CAUTION ABOUT FORWARD-LOOKING STATEMENTS
This communication contains certain forward-looking information about the Company and C1 that is intended to be covered by the safe harbor for “forward-looking statements” provided by the Private Securities Litigation Reform Act of 1995.All statements other than statements of historical fact are forward-looking statements. In some cases, you can identify forward- looking statements by words such as “may,” “hope,” “will,” “should,” “expect,” “plan,” “anticipate,” “intend,” “believe,” “estimate,” “predict,” “potential,” “continue,” “could,” “future” or the negative of those terms or other words of similar meaning. These
forward-looking statements include, without limitation, statements relating to the terms and closing of the proposed transaction between the Company and C1, the proposed impact of the merger on the Company’s financial results, including any expected increase in the Company’s book value and tangible book value per common share and any expected increase in diluted earnings per common share, acceptance by C1’s customers of the Company’s products and services, the opportunities to enhance market share in certain markets, market acceptance of the Company generally in new markets, and the integration of C1’s operations.
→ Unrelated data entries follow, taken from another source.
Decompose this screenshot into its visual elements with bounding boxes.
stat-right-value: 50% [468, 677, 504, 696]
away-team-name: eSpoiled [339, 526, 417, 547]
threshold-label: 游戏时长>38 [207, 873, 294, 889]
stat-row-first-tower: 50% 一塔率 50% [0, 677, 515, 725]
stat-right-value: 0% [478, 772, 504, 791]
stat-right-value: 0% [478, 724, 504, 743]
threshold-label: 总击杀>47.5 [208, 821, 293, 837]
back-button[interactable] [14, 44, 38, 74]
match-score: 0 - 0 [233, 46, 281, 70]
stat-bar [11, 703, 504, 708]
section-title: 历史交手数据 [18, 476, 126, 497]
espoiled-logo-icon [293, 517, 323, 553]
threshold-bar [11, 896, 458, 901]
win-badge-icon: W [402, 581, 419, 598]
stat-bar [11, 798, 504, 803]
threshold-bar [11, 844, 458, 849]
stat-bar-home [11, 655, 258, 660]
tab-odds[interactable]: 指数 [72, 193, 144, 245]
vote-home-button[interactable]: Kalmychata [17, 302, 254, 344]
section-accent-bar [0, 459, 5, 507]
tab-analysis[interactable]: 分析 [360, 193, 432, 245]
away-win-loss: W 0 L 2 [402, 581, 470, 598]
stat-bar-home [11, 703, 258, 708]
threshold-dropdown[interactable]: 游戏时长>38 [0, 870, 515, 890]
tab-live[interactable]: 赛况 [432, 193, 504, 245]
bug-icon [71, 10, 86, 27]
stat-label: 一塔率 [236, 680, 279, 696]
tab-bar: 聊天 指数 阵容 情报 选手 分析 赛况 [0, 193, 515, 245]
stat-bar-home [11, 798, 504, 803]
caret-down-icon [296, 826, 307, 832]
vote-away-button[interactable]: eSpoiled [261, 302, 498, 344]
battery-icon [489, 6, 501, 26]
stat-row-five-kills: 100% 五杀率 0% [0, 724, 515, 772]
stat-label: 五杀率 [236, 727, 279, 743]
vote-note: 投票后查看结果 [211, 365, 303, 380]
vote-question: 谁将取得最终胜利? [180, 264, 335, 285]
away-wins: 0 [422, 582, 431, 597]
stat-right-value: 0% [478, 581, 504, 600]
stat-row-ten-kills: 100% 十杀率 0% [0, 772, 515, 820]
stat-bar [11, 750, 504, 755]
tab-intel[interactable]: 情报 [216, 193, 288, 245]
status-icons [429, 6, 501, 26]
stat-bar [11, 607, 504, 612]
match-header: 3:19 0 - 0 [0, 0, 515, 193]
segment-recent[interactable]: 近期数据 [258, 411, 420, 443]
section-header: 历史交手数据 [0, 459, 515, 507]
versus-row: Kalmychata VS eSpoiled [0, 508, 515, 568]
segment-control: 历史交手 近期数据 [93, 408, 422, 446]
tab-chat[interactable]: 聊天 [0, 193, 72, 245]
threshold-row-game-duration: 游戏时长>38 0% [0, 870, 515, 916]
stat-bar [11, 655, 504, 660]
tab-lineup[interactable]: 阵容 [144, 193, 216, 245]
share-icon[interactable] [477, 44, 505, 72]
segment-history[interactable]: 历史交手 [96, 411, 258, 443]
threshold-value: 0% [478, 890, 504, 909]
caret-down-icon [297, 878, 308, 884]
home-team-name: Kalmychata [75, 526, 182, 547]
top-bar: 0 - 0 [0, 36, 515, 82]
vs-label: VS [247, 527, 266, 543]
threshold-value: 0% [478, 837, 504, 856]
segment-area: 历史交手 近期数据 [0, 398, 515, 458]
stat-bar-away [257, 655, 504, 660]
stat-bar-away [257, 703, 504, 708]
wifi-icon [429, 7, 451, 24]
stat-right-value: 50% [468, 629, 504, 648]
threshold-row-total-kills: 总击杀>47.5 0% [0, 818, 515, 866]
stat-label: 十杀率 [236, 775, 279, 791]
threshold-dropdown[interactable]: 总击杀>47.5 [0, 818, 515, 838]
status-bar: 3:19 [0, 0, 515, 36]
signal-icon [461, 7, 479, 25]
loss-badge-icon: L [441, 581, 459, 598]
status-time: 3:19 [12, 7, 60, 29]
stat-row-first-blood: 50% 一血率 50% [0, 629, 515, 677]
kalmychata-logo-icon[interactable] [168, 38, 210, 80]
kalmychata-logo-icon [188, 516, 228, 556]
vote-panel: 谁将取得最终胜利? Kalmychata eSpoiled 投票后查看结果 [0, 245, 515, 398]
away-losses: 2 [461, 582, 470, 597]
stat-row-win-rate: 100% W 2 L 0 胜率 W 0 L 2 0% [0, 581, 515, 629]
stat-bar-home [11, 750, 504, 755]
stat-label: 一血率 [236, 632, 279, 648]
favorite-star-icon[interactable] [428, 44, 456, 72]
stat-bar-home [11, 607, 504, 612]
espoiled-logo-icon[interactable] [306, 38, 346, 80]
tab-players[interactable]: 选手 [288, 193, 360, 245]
You should carefully read forward-looking statements, including statements that contain these words, because they discuss the future expectations or state other “forward-looking” information about the Company and C1.A number of important factors could cause actual results or events to differ materially from those indicated by such forward-looking statements, many of which are beyond the parties’ control, including the parties’ ability to consummate the transaction or satisfy the conditions to the completion of the transaction, including the receipt of shareholder approval, the receipt of regulatory approvals required for
the transaction on the terms expected or on the anticipated schedule; the parties’ ability to meet expectations regarding the timing, completion and accounting and tax treatments of the transaction; the possibility that any of the anticipated benefits of the proposed merger will not be realized or will not be realized within the expected time period; the risk that integration of C1’s operations with those of the Company will be materially delayed or will be more costly or difficult than expected; the failure of the proposed merger to close for any other reason; the effect of the announcement of the merger on customer relationships and operating results (including, without limitation, difficulties in maintaining relationships with employees or customers); dilution
caused by the Company’s issuance of additional shares of its common stock in connection with the merger; the possibility that the merger may be more expensive to complete than anticipated, including as a result of unexpected factors or events; the diversion of management time on transaction related issues; general competitive, economic, political and market conditions and fluctuations;
changes in the regulatory environment; changes in the economy affecting real estate values; C1’s ability to achieve loan and deposit growth; projected population and income growth in C1’s targeted market areas; volatility and direction of market interest rates and a weakening of the economy which could materially impact credit quality trends and the ability to generate loans; and the other factors described in the Company’s Annual Report on Form 10-K for the fiscal year ended December 31, 2014 and in its most recent Quarterly Reports on Form 10-Q filed with the SEC, or described in C1’s Annual Report on Form 10-K for the fiscal year ended December 31, 2014 and its most recent Quarterly Reports on Form 10-Q filed with the SEC. The Company and C1 assume no obligation to update the information in this communication, except as otherwise required by law. Readers are
cautioned not to place undue reliance on these forward-looking statements, all of which speak only as of the date hereof.